Ménopause : Traitements hormonaux substitutifs à l’aide de comprimés

Pour pallier les changements plus ou moins brutaux et gênants liés à la ménopause, beaucoup de femmes utilisent ce que l’on appelle des traitements hormonaux substitutifs (THS). Ces méthodes permettent aussi de prévenir les risques de déclenchements de troubles pendant et après cette période, comme la fragilisation osseuse.

Parmi les traitements hormonaux substitutifs (THS), les plus courants, les femmes peuvent utiliser le traitement par comprimé d’œstrogènes. Attention, il est judicieusement conseillé de consulter son gynécologue avant la prise.

Critères de sélection des comprimés

Le premier élément à prendre en compte pour minimiser les effets secondaires des traitements hormonaux substitutifs repose sur le fait d’effectuer un bon dosage au niveau de la médication. En effet, les THS classiques prescrits ont tendance à être surdosés, ce qui entraîne parfois de graves complications (par exemple des soucis d’ordre hépatique).

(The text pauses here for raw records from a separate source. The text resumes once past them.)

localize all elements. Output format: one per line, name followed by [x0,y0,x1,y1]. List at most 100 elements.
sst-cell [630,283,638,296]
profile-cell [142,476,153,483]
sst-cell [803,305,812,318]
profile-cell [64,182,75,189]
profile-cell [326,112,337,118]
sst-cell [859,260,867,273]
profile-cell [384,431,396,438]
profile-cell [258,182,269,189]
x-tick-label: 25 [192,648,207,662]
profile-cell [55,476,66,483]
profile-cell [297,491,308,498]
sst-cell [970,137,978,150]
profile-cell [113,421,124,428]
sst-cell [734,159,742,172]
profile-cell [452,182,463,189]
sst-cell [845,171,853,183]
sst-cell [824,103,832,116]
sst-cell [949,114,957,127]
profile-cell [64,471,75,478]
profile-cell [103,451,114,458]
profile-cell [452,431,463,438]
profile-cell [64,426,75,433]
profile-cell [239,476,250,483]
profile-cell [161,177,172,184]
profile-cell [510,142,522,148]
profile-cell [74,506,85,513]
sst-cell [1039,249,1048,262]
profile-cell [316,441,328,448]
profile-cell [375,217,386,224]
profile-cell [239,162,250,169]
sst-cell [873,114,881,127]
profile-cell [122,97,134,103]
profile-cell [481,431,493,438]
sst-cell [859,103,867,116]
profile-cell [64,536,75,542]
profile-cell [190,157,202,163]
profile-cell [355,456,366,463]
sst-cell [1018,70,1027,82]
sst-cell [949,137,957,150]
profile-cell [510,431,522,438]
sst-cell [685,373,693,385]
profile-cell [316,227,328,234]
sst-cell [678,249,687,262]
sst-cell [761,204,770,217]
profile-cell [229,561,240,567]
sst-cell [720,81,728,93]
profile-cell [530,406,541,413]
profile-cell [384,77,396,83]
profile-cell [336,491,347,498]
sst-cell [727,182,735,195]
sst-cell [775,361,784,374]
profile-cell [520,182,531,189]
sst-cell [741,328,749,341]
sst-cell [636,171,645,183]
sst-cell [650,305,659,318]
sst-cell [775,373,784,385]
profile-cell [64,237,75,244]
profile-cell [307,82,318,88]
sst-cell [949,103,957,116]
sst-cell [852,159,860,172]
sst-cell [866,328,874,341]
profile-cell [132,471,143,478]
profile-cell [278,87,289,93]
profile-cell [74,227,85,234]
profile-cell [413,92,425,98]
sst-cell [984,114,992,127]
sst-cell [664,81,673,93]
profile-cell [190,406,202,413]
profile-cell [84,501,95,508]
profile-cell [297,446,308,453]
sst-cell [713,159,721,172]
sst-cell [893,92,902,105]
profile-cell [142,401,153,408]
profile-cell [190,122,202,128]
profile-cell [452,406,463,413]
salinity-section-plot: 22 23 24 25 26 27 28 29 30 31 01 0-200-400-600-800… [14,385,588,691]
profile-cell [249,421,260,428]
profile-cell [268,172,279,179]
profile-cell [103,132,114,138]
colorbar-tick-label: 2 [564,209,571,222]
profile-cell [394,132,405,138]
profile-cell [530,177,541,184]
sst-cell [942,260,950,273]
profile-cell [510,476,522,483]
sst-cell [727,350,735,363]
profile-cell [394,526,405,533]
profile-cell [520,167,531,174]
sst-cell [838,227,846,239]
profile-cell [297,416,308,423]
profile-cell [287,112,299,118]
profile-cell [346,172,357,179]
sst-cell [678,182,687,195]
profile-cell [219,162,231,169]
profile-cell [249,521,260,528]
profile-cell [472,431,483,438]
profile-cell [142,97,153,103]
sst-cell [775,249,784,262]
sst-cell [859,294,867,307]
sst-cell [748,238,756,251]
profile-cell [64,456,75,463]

Demandez conseil à votre gynécologue.

La deuxième chose à prendre en compte lors de la sélection médicamenteuse consiste à bien faire analyser ses symptômes, lors de la consultation d’un gynécologue, par exemple, de manière à savoir de quel trouble hormonal on souffre. De plus, il est préconisé de choisir un comprimé à base d’hormone naturelle plutôt que synthétique, de manière encore une fois, à limiter les risques. Par exemple, il faut savoir que la progestérone naturelle micronisée est en plus anti-cancérigène.

Cependant, les traitements par comprimés sont en général moins bien tolérés que leurs homologues cutanés tels que le traitement par patch. Il faut ajouter que certaines prises de comprimés ne peuvent être effectuées qu’après la ménopause (après les dernières règles), pour éviter ainsi certains risques cardiovasculaires.

Même si les comprimés ne sont pas la panacée en termes de traitements, ceux basés sur les œstrogènes sont les plus efficaces pour les risques climatériques liés à la ménopause.

Les six plus grands types de comprimés d’œstrogènes

Je ne prétends pas être médecin, mais les médicaments de traitements hormonaux substitutifs par comprimes d’œstrogènes, les plus utilisés, sont au nombre de six.

Les médicaments comme l’Estreva, l’Oromone et le Provames ont pour fonction de pallier la baisse de l’hormone œstrogénique, et sont censés aider à la prévention de l’ostéoporose.

Quant aux comprimés de type Estrofem ou encore Progynova, ils contribuent principalement à la baisse d’œstrogènes eux aussi, mais les essais cliniques ne sont pas encore assez concluants. C’est pourquoi ces médicaments sont déconseillés aux femmes de plus de 65 ans.

Enfin, le médicament tel que le Premarin n’est pas vraiment un comprimé, mais plutôt une poudre associée à un solvant possédant des fonctions similaires.

Conclusion sur les traitements hormonaux substitutifs(THS) sous forme de comprimés

Même si les traitements hormonaux substitutifs par comprimés peuvent se révéler efficaces, il ne s’agit pas de la première solution à laquelle il faut penser pour pallier ou prévenir les troubles liés à la ménopause.

Il existe des traitements d’un autre type comme les traitements cutanés par patch, à privilégier si ceux-ci s’avèrent efficaces, car d’une manière générale ceux-ci sont, je le rappelle, mieux tolérés. Ils feront office d’un prochain article. En attendant, je vous souhaite une bonne lecture et je vous dis à une prochaine fois pour un nouvel article.